Regelungen für die Studien- und Promotionsförderung im Inland

Studienförderung

Bei coronabedingten Problemen mit Ihrer Inlandsförderung (Verzögerungen im Studienplan, Verschiebungen von Prüfungsterminen u. ä.) wenden Sie sich bitte per E-Mail mit einer kurzen Schilderung der Situation an Ihre betreuende Referentin oder Ihren betreuenden Referenten.

Grundsätzlich gilt: Laut Erlass des BMBF vom 12.03.2020 sind pandemiebedingte Schließungen von Ausbildungsstätten im Sinne von § 2 BAföG sowie von förderungsfähigen Ausbildungsstätten im Ausland (kurzfristige Schließungen von Ausbildungsstätten bzw. Verlängerung deren vorlesungsfreien Zeiten) förderungsrechtlich unschädlich. Diese Schließzeiten sind als unterrichts- bzw. vorlesungsfreie Zeiten im Sinne von § 15 Abs. 2 BAföG zu behandeln.

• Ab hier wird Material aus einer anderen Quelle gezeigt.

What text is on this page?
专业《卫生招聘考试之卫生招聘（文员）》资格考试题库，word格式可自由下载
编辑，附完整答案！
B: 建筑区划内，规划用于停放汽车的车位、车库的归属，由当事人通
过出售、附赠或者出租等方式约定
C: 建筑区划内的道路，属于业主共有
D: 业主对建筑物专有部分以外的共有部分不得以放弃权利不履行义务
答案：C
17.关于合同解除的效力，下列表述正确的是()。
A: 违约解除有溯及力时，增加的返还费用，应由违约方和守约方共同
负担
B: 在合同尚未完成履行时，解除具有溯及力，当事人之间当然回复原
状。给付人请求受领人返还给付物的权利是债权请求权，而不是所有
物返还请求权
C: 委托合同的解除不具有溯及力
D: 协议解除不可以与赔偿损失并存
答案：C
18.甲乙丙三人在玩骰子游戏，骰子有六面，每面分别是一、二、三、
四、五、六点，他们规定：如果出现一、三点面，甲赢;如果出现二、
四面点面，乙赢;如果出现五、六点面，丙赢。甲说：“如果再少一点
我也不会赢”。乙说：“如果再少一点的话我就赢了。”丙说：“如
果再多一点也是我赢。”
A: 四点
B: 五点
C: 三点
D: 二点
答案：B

Sobald die Ausbildungsstätten ein Online-Lehrangebot zur Verfügung stellen, um den Ausbildungsbetrieb auf diese Weise aufrecht zu erhalten, bleiben die Auszubildenden/Studierenden als Förderungsvoraussetzung verpflichtet, an diesem Online-Lehrangebot teilzunehmen, um weiter die jeweiligen BAföG-Leistungen beziehen zu können.

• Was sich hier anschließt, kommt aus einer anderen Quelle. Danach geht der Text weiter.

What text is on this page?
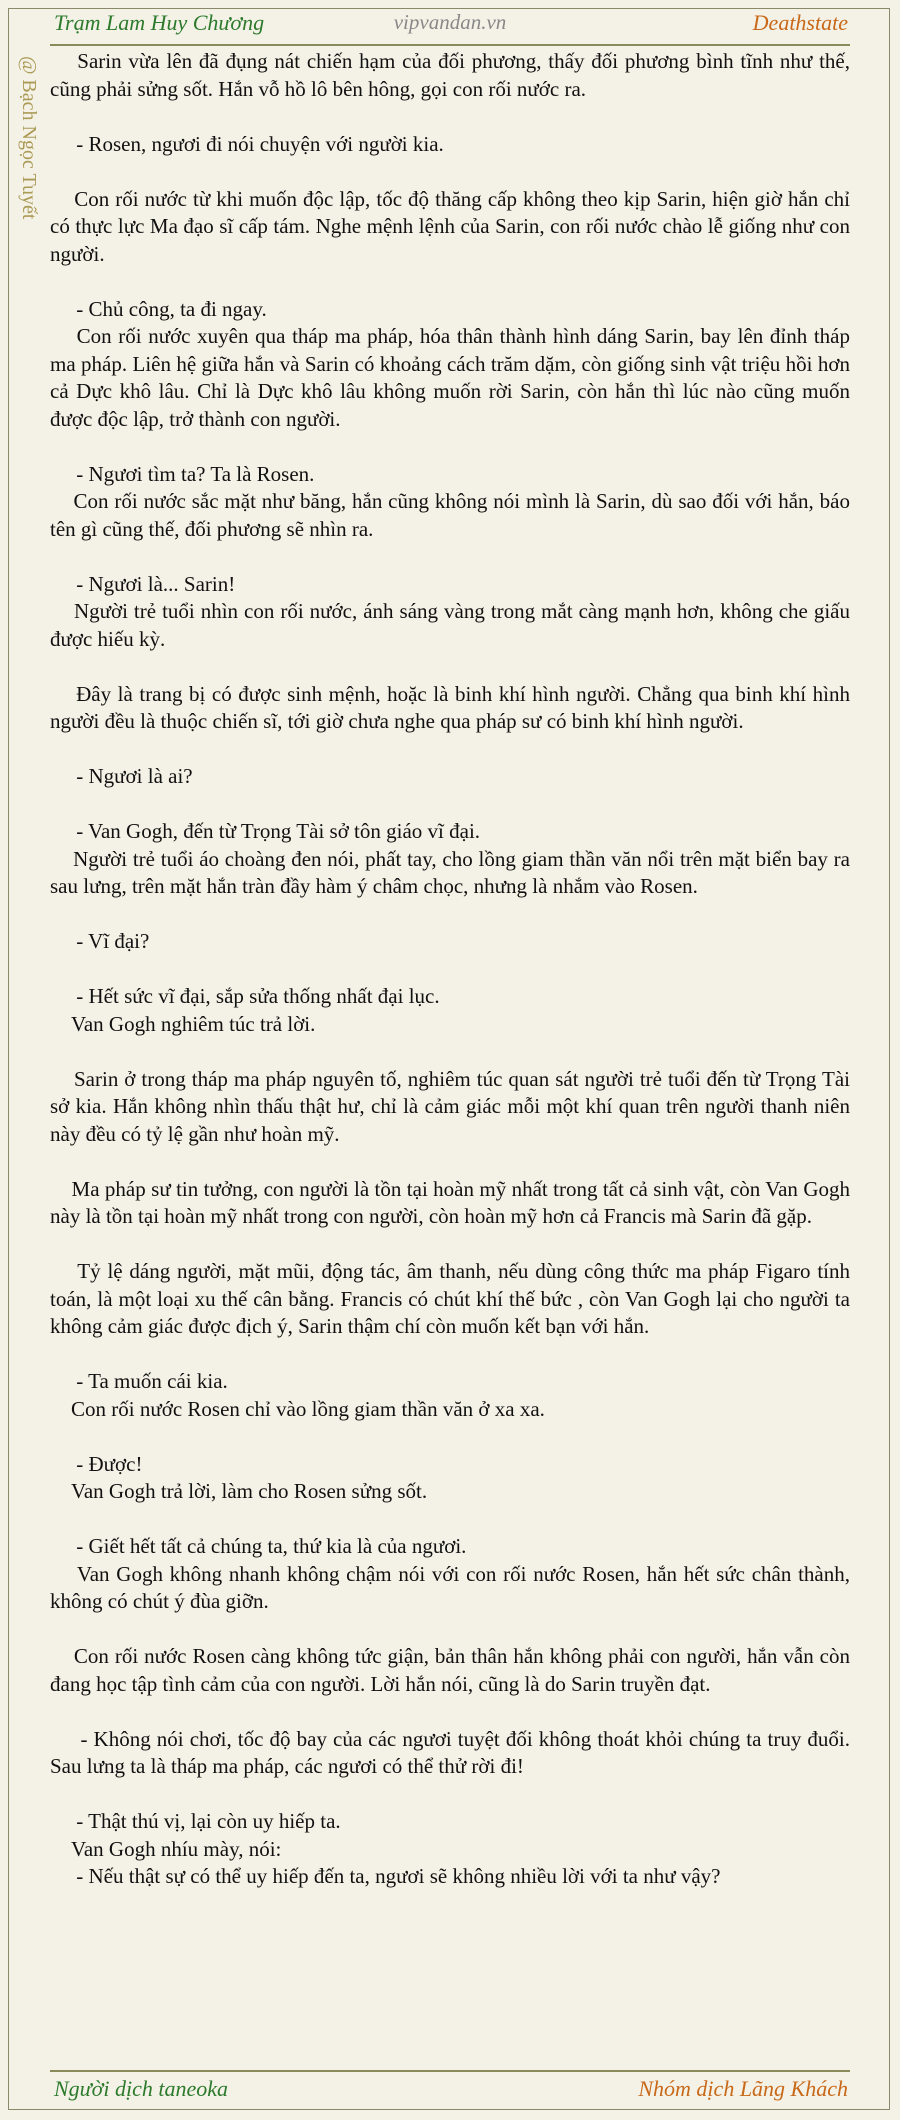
Trạm Lam Huy Chương	vipvandan.vn	Deathstate
@ Bạch Ngọc Tuyết Sarin vừa lên đã đụng nát chiến hạm của đối phương, thấy đối phương bình tĩnh như thế, cũng phải sửng sốt. Hắn vỗ hồ lô bên hông, gọi con rối nước ra.

- Rosen, ngươi đi nói chuyện với người kia.

Con rối nước từ khi muốn độc lập, tốc độ thăng cấp không theo kịp Sarin, hiện giờ hắn chỉ có thực lực Ma đạo sĩ cấp tám. Nghe mệnh lệnh của Sarin, con rối nước chào lễ giống như con người.

- Chủ công, ta đi ngay.

Con rối nước xuyên qua tháp ma pháp, hóa thân thành hình dáng Sarin, bay lên đỉnh tháp ma pháp. Liên hệ giữa hắn và Sarin có khoảng cách trăm dặm, còn giống sinh vật triệu hồi hơn cả Dực khô lâu. Chỉ là Dực khô lâu không muốn rời Sarin, còn hắn thì lúc nào cũng muốn được độc lập, trở thành con người.

- Ngươi tìm ta? Ta là Rosen.

Con rối nước sắc mặt như băng, hắn cũng không nói mình là Sarin, dù sao đối với hắn, báo tên gì cũng thế, đối phương sẽ nhìn ra.

- Ngươi là... Sarin!

Người trẻ tuổi nhìn con rối nước, ánh sáng vàng trong mắt càng mạnh hơn, không che giấu được hiếu kỳ.

Đây là trang bị có được sinh mệnh, hoặc là binh khí hình người. Chẳng qua binh khí hình người đều là thuộc chiến sĩ, tới giờ chưa nghe qua pháp sư có binh khí hình người.

- Ngươi là ai?

- Van Gogh, đến từ Trọng Tài sở tôn giáo vĩ đại.

Người trẻ tuổi áo choàng đen nói, phất tay, cho lồng giam thần văn nổi trên mặt biển bay ra sau lưng, trên mặt hắn tràn đầy hàm ý châm chọc, nhưng là nhắm vào Rosen.

- Vĩ đại?

- Hết sức vĩ đại, sắp sửa thống nhất đại lục.

Van Gogh nghiêm túc trả lời.

Sarin ở trong tháp ma pháp nguyên tố, nghiêm túc quan sát người trẻ tuổi đến từ Trọng Tài sở kia. Hắn không nhìn thấu thật hư, chỉ là cảm giác mỗi một khí quan trên người thanh niên này đều có tỷ lệ gần như hoàn mỹ.

Ma pháp sư tin tưởng, con người là tồn tại hoàn mỹ nhất trong tất cả sinh vật, còn Van Gogh này là tồn tại hoàn mỹ nhất trong con người, còn hoàn mỹ hơn cả Francis mà Sarin đã gặp.

Tỷ lệ dáng người, mặt mũi, động tác, âm thanh, nếu dùng công thức ma pháp Figaro tính toán, là một loại xu thế cân bằng. Francis có chút khí thế bức , còn Van Gogh lại cho người ta không cảm giác được địch ý, Sarin thậm chí còn muốn kết bạn với hắn.

- Ta muốn cái kia.

Con rối nước Rosen chỉ vào lồng giam thần văn ở xa xa.

- Được!

Van Gogh trả lời, làm cho Rosen sửng sốt.

- Giết hết tất cả chúng ta, thứ kia là của ngươi.

Van Gogh không nhanh không chậm nói với con rối nước Rosen, hắn hết sức chân thành, không có chút ý đùa giỡn.

Con rối nước Rosen càng không tức giận, bản thân hắn không phải con người, hắn vẫn còn đang học tập tình cảm của con người. Lời hắn nói, cũng là do Sarin truyền đạt.

- Không nói chơi, tốc độ bay của các ngươi tuyệt đối không thoát khỏi chúng ta truy đuổi. Sau lưng ta là tháp ma pháp, các ngươi có thể thử rời đi!

- Thật thú vị, lại còn uy hiếp ta.

Van Gogh nhíu mày, nói:

- Nếu thật sự có thể uy hiếp đến ta, ngươi sẽ không nhiều lời với ta như vậy?

Người dịch taneoka	Nhóm dịch Lãng Khách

Für Studierende im Ausland gilt, sofern die Einreise ins Ausland aufgrund dortiger aktueller Einreisebeschränkungen zur Pandemievorsorge nicht möglich ist, das oben Gesagte entsprechend (d. h. zunächst BAföG-Weiterförderung im bisherigen Umfang und Teilnahmeobliegenheit bei entsprechend verfügbarem Online-Lehrangebot). Diese Regelungen gelten auch für Studienanfänger. Deren Ausbildung fängt ausnahmsweise mit einer vorlesungsfreien Zeit an.

 

Promotionsförderung

Gemäß aktuellen Hinweisen des BMBF sind Stipendiatinnen und Stipendiaten in der Promotionsförderung grundsätzlich gehalten, die für eventuelle pandemiebedingt derzeit nicht durchführbare Vorhaben verplante Zeit für die Bearbeitung anderer Fragestellungen/Aspekte des Dissertationsvorhabens zu nutzen. Auf Wunsch kann jedoch einer Unterbrechung der Förderung im Rahmen von II.3.2.1 der Richtlinien zugestimmt werden.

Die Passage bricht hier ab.